En el incendio de Punta Xarraca, el más importante de los ocurridos en las Pitiusas este verano, participaron un gran número de efectivos terrestres y aéreos, la mayoría venidos desde Mallorca. Sin embargo, fue clave en la extinción de las llamas la labor de los miembros del Ibanat de la isla, de los bomberos, de la conselleria de Medio Ambiente, de la Dirección General de Emergencias y por supuesto la colaboración de los voluntarios de Protección Civil.
En la coordinación también participó la Guardia Civil y la Policía Local de Sant Joan. El alcalde del municipio, Antoni Marí, fue uno de los primeros en llegar a la zona de Cala Xarraca, y estuvo siempre pendiente de la evolución de las llamas.
Dos medios aéreos con base en Ibiza trabajaron para apagar el fuego, el helicóptero ´Halcón 04´ y el avión ´Blanco 01´.
El piloto del air tractor, Pedro Gil, pudo efectuar tres descargas de agua el sábado hasta que se hizo de noche, es decir, arrojó unos 9.600 litros sobre Punta Xarraca.
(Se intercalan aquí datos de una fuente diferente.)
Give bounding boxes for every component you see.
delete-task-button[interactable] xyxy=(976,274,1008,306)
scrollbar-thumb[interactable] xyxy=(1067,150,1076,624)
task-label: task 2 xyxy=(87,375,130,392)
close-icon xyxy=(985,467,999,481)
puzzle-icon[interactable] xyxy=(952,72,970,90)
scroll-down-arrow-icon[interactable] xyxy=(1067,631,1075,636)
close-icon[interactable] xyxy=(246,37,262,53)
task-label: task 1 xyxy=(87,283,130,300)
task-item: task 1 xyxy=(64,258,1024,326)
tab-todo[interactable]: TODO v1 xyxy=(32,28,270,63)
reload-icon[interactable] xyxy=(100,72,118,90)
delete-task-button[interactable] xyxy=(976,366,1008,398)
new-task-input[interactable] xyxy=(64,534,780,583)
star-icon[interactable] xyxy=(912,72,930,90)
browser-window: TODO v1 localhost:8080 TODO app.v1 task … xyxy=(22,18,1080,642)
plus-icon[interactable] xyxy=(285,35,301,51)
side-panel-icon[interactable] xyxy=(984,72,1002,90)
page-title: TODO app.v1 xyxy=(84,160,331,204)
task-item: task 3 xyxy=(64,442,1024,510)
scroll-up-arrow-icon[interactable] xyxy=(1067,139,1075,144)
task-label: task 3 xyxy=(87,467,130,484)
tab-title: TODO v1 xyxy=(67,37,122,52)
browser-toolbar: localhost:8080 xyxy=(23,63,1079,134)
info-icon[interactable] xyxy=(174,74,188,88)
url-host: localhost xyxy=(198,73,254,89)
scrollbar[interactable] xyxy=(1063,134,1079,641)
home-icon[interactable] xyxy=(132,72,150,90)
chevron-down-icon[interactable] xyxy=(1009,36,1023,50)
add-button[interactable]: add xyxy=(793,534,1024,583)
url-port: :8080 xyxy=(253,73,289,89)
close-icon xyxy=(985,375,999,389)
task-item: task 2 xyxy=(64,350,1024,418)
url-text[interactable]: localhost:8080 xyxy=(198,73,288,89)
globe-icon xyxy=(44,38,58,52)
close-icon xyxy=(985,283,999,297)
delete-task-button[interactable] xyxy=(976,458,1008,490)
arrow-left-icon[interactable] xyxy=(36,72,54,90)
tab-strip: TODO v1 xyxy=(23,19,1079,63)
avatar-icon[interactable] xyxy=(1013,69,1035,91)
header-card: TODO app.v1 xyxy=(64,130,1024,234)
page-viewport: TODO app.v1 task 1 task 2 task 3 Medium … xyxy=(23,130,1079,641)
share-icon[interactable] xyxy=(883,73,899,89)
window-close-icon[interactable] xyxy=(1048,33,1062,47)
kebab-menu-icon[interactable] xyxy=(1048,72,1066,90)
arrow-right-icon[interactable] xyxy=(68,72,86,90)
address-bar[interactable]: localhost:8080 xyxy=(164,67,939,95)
El domingo voló hacia la zona y regresó al aeropuerto 24 veces, en las que arrojó cerca de 76.800 litros de agua, recuerda Gil, que destaca la labor de sus compañeros de la base, que tenían todo preparado para repostar agua lo más rápido posible.
Este malagueño de 42 años sólo lleva un año destinado en Ibiza. «Si tuviese miedo no haría este trabajo, lo importante es tener mucho respeto a la máquina que pilotas», explica Gil, que comenta que el peor momento de un incendio es el principio, ya que la rapidez es clave para poder controlarlo.
«A veces pasamos rascando el suelo, a cinco o seis metros de los pinos, hay que tener mucho cuidado con los cables», comenta Gil. «El incendio se ataja dándole en la cabeza, en el inicio», concluye.